I have the following problem that I must prove by CONTRADICTION:
"Show that if you pick three socks from a drawer containing just blue socks and black socks, you must get either a pair of blue socks or a pair of black socks."
I started to solve it writing 2 propositions: p: I pick three socks from a drawer containing just blue socks and black socks. q: I get either a pair of blue socks or a pair of black socks.
The normal conditional statement can be: p -> q. Now, to prove by contradiction I have to start from: (not p -> q)
My book says that in order to negate a proposition (p in this case) I should write: "It is not the case that I pick three socks from a drawer containing just blue socks and black socks." Or I can also write "I do not pick three socks from a drawer containing just blue socks and black socks". I see that if I do not pick 3 socks then I can pick less than 3 or more than 3 or none at all.

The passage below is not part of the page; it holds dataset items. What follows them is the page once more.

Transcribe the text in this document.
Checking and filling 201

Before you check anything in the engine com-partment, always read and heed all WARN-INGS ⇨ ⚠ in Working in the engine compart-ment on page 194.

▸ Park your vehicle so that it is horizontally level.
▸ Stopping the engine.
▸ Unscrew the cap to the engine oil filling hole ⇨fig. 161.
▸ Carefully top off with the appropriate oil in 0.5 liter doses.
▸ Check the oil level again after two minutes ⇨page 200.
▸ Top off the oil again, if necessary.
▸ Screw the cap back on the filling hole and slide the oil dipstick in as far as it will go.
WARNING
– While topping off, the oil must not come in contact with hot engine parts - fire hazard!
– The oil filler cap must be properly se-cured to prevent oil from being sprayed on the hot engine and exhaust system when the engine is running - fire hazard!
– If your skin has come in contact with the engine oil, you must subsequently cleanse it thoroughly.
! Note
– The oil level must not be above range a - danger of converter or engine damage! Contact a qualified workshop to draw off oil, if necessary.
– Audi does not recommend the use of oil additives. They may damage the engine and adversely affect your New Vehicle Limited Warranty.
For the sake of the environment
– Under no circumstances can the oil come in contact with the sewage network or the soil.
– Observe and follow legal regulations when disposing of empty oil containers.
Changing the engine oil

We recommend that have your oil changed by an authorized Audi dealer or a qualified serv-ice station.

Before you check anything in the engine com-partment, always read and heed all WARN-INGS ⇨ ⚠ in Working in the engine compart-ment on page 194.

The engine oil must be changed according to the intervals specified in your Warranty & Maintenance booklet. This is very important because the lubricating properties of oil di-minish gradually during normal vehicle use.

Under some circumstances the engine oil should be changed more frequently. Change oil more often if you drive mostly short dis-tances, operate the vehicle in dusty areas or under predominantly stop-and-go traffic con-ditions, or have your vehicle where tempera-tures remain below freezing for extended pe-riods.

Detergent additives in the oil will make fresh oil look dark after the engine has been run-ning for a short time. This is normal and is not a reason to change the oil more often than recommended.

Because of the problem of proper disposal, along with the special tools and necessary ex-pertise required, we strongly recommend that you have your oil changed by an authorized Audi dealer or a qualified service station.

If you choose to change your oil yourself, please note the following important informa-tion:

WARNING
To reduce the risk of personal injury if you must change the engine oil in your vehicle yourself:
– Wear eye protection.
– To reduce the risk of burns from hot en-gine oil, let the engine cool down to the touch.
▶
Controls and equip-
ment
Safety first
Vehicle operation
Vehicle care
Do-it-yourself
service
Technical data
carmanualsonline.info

How can I interpret this new statement? How can I start the solution?
To begin by contradiction of the statement "if $P$ then $Q$," you suppose $P$ and not $Q$ and show there's something wrong with that.
From a formal logic perspective, you take as a temporary premise $P$ and then as a temporary premise $\lnot Q$, and arrive at a contradiction. Once you're at a contradiction, you can dismiss $\lnot Q$ in favor of $Q$, and then close your conditional as if $P$ then $Q$.
In this case, you say "Suppose I pick three socks out of the drawer, and I get neither a blue pair nor a black pair."
From there, can you argue that you must have some kind of contradiction?